On September 24, 2014, the Company entered into an Asset Purchase Agreement with AstraZeneca, in which the Company acquired all rights, titles and interests of AstraZeneca and its affiliates in Abbreviated New Drug Applications and New Drug Applications associated with eighteen products (collectively the “Purchased Regulatory Approvals”) and certain documents relating thereto (together with the Purchased Regulatory Approvals, the “Purchased Assets”).
 
The transaction was accounted for as a purchase of the product and product rights, and as such the initial payment, related costs to acquire the assets, and a milestone payment were all included as part of product acquisition costs totaling $6.9 million. In addition, the Company agreed to pay, for each product manufactured by the Company pursuant to a Purchased Regulatory Approval, a royalty on future gross profits from product sales. Notwithstanding the foregoing, as amended in the First Amendment to the Asset Purchase Agreement by and between the Company and AstraZeneca, dated November 13, 2015, the Company at any time prior to June 30, 2016, could satisfy in full its royalty obligations with a single payment of $3.0 million. The Company elected to make the single payment as of June 30, 2016, bringing the total costs related to the asset purchase to $9.9 million and relieving the Company from any future royalties to AstraZeneca.  The Company will amortize the costs over fifteen years, the useful life of the acquired products and product rights, commencing when the product can be sold.
 
Valeant
 
On September 30, 2014, the Company entered into two Asset Purchase Agreements (each, a “Valeant Purchase Agreement” and together, the “Valeant Asset Purchase Agreements”) one with Valeant Pharmaceuticals North America LLC and one with Valeant Pharmaceuticals Luxembourg SARL (together, “Valeant”), pursuant to which the Company acquired all rights, titles and interests of Valeant and their respective affiliates in Abbreviated New Drug Applications and New Drug Applications associated with two products (collectively, the “Valeant Purchased Regulatory Approvals”) and certain documents relating thereto (together with the Valeant Purchased Regulatory Approvals, the “Valeant Purchased Assets”).
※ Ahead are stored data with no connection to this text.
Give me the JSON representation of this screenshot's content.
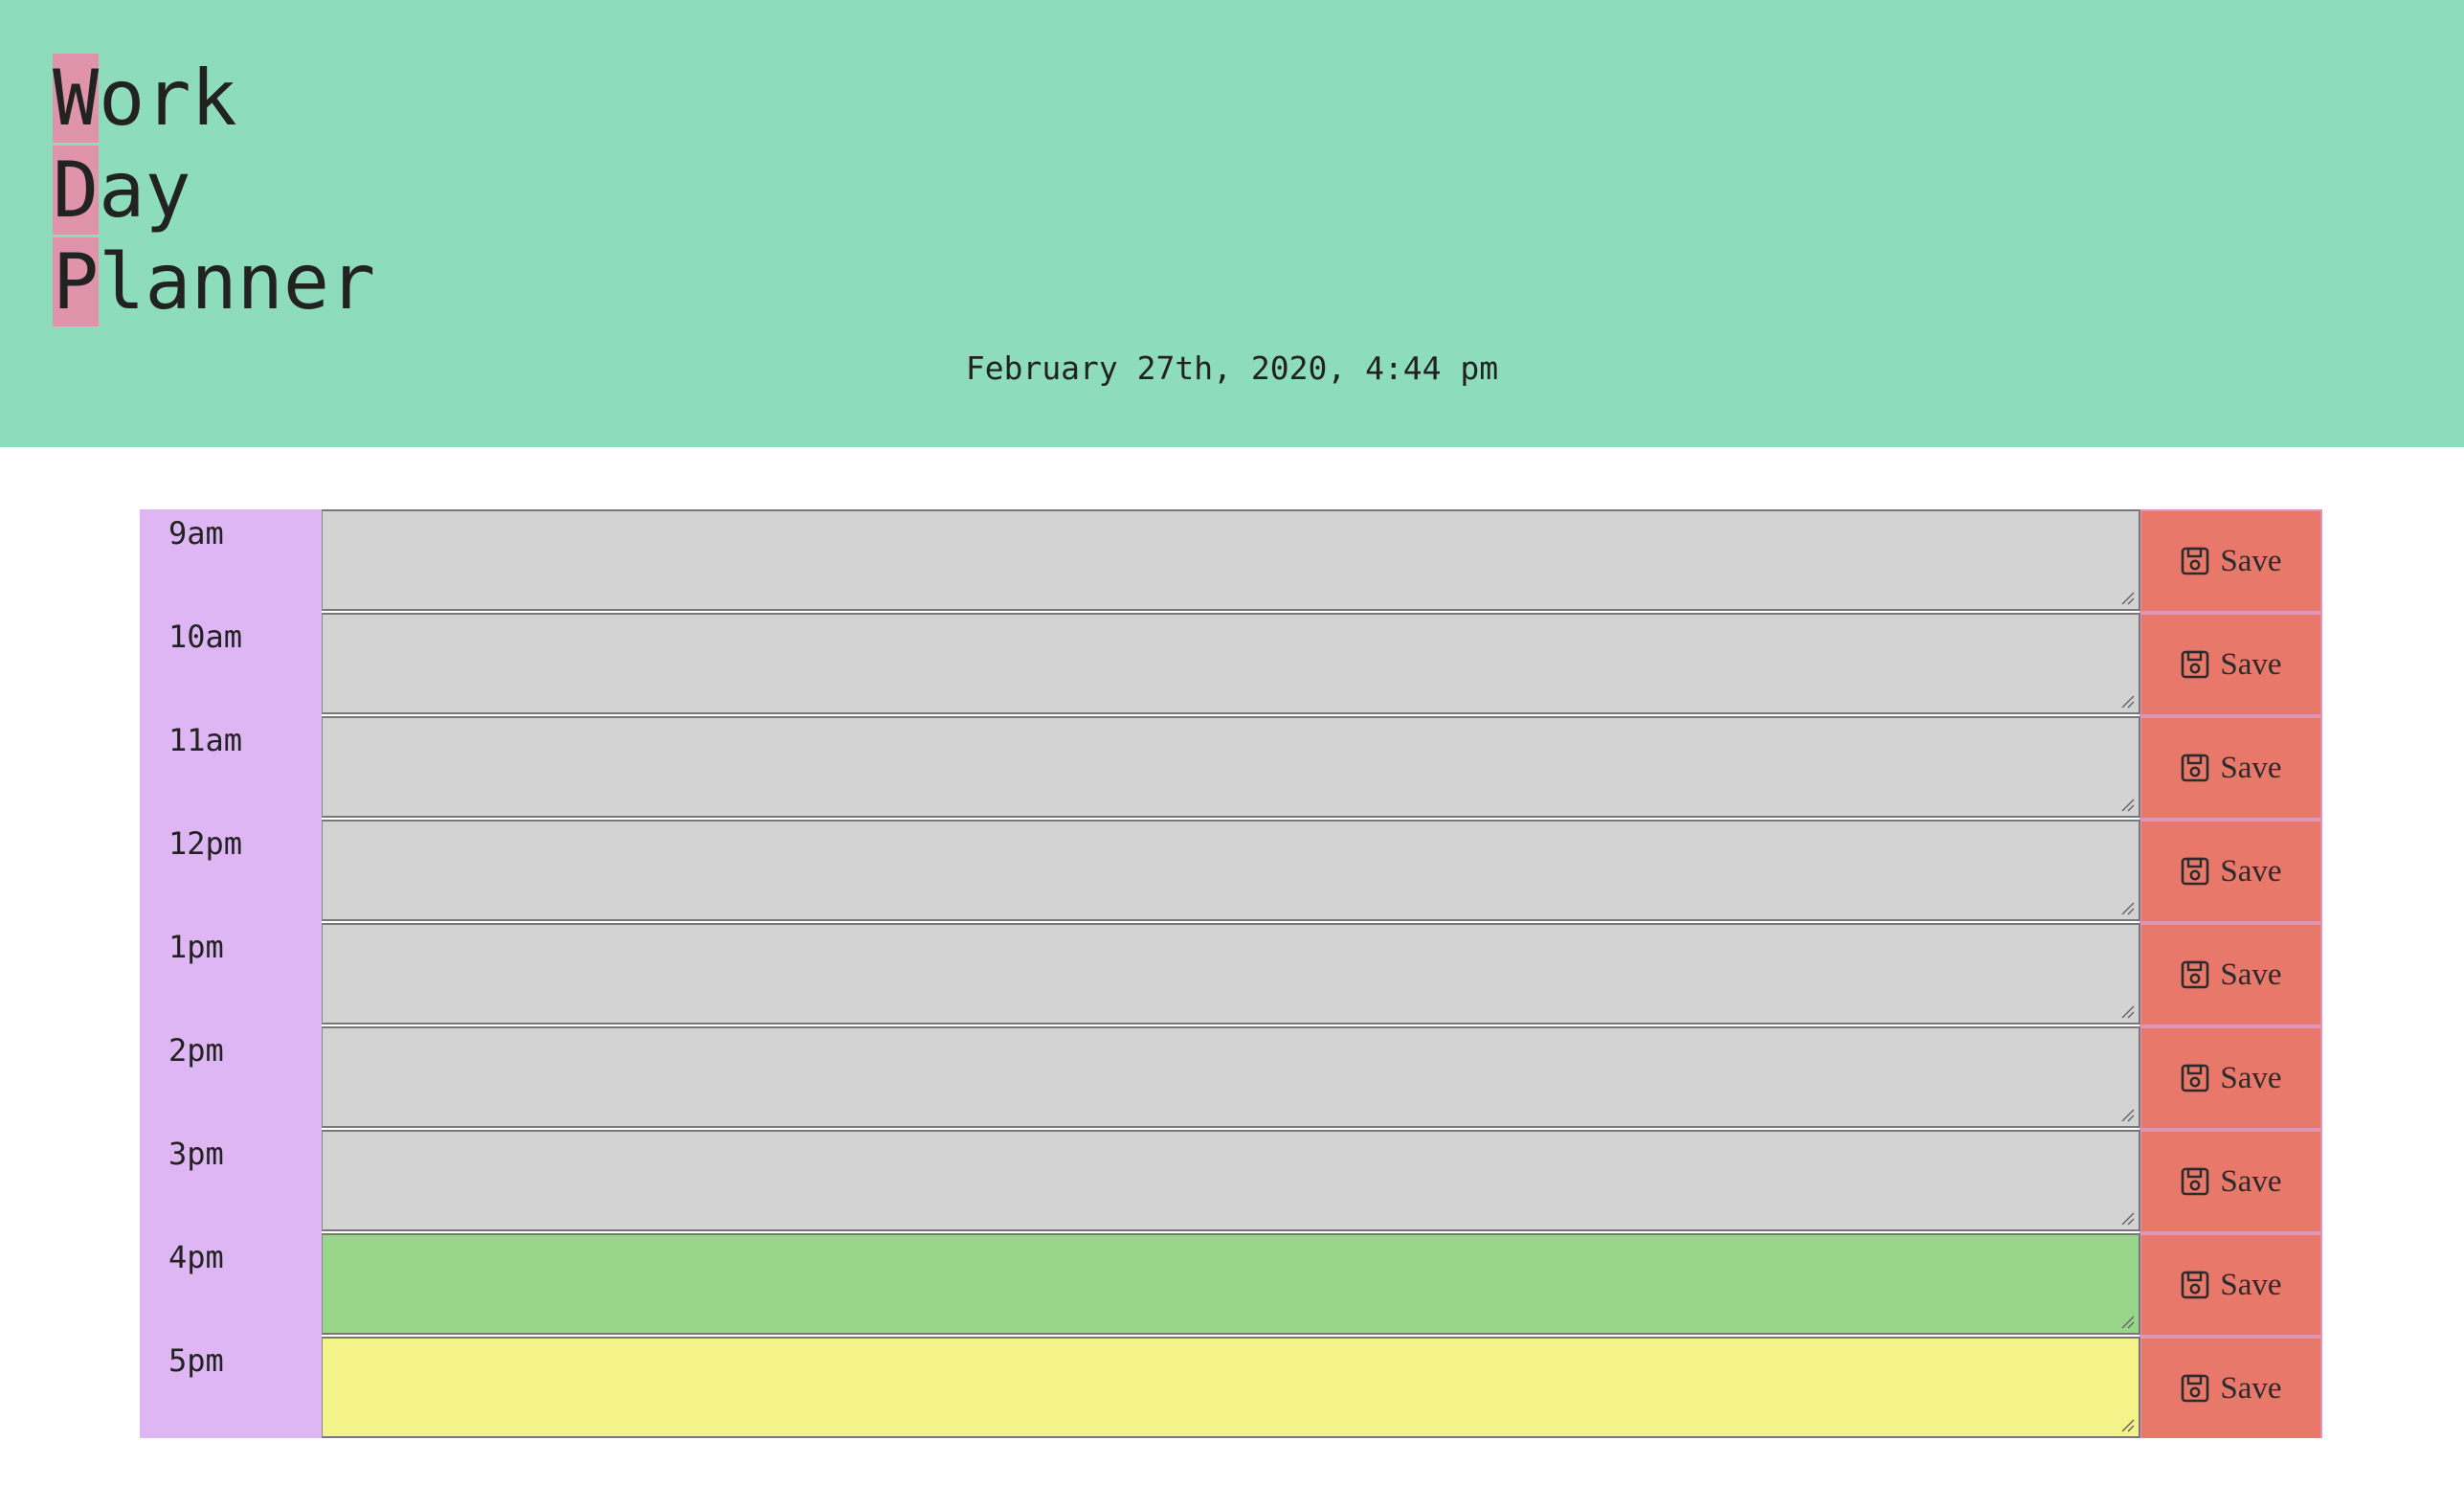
{
  "header": {
    "title_lines": [
      {
        "first": "W",
        "rest": "ork"
      },
      {
        "first": "D",
        "rest": "ay"
      },
      {
        "first": "P",
        "rest": "lanner"
      }
    ],
    "current_date": "February 27th, 2020, 4:44 pm"
  },
  "colors": {
    "header_bg": "#8ddcbc",
    "title_highlight": "#df94ac",
    "hour_column": "#dfb6f4",
    "save_button": "#e8786a",
    "past": "#d3d3d3",
    "present": "#97d68b",
    "future": "#f4f38a"
  },
  "rows": [
    {
      "hour": "9am",
      "status": "past",
      "text": "",
      "save_label": "Save",
      "save_icon": "floppy-disk-icon"
    },
    {
      "hour": "10am",
      "status": "past",
      "text": "",
      "save_label": "Save",
      "save_icon": "floppy-disk-icon"
    },
    {
      "hour": "11am",
      "status": "past",
      "text": "",
      "save_label": "Save",
      "save_icon": "floppy-disk-icon"
    },
    {
      "hour": "12pm",
      "status": "past",
      "text": "",
      "save_label": "Save",
      "save_icon": "floppy-disk-icon"
    },
    {
      "hour": "1pm",
      "status": "past",
      "text": "",
      "save_label": "Save",
      "save_icon": "floppy-disk-icon"
    },
    {
      "hour": "2pm",
      "status": "past",
      "text": "",
      "save_label": "Save",
      "save_icon": "floppy-disk-icon"
    },
    {
      "hour": "3pm",
      "status": "past",
      "text": "",
      "save_label": "Save",
      "save_icon": "floppy-disk-icon"
    },
    {
      "hour": "4pm",
      "status": "present",
      "text": "",
      "save_label": "Save",
      "save_icon": "floppy-disk-icon"
    },
    {
      "hour": "5pm",
      "status": "future",
      "text": "",
      "save_label": "Save",
      "save_icon": "floppy-disk-icon"
    }
  ]
}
Pursuant to the terms of the Valeant Asset Purchase Agreements, the Company also acquired the option (each, an “Option” and, collectively, the “Options”) to purchase Abbreviated New Drug Applications and New Drug Applications associated with three additional products (the “Additional Assets”).
 
The transaction is accounted for as a purchase of the product and product rights, and as such the initial payment and related costs to acquire the asset are included as part of product acquisition costs totaling $3,565,000. The Company will amortize the costs over fifteen years, the useful life of the acquired products and products rights, commencing when the product can be sold. In consideration for the purchase of the Valeant Purchased Assets, the Company paid Valeant an aggregate of $1,500,000 in cash. In consideration for the purchase of the Additional Assets, the Company may exercise any Option, in its sole discretion, and pay $750,000 for each of two additional products and $500,000 for one additional product, for a total aggregate of $2,000,000 if all Options are exercised. The Company exercised its Option and purchased the one additional product for $0.5 million on November 18, 2014. On March 27, 2015, the Company exercised its Option and purchased the two additional products for a total of $1.5 million in cash. The transaction is accounted for as a purchase of the product and product rights and, as such, the initial payment and related costs to acquire the Valeant Purchased Assets are included as part of product acquisition costs totaling $3.5 million. The Company will amortize the costs over fifteen years, the useful life of the acquired product and product rights, commencing when the product can be sold.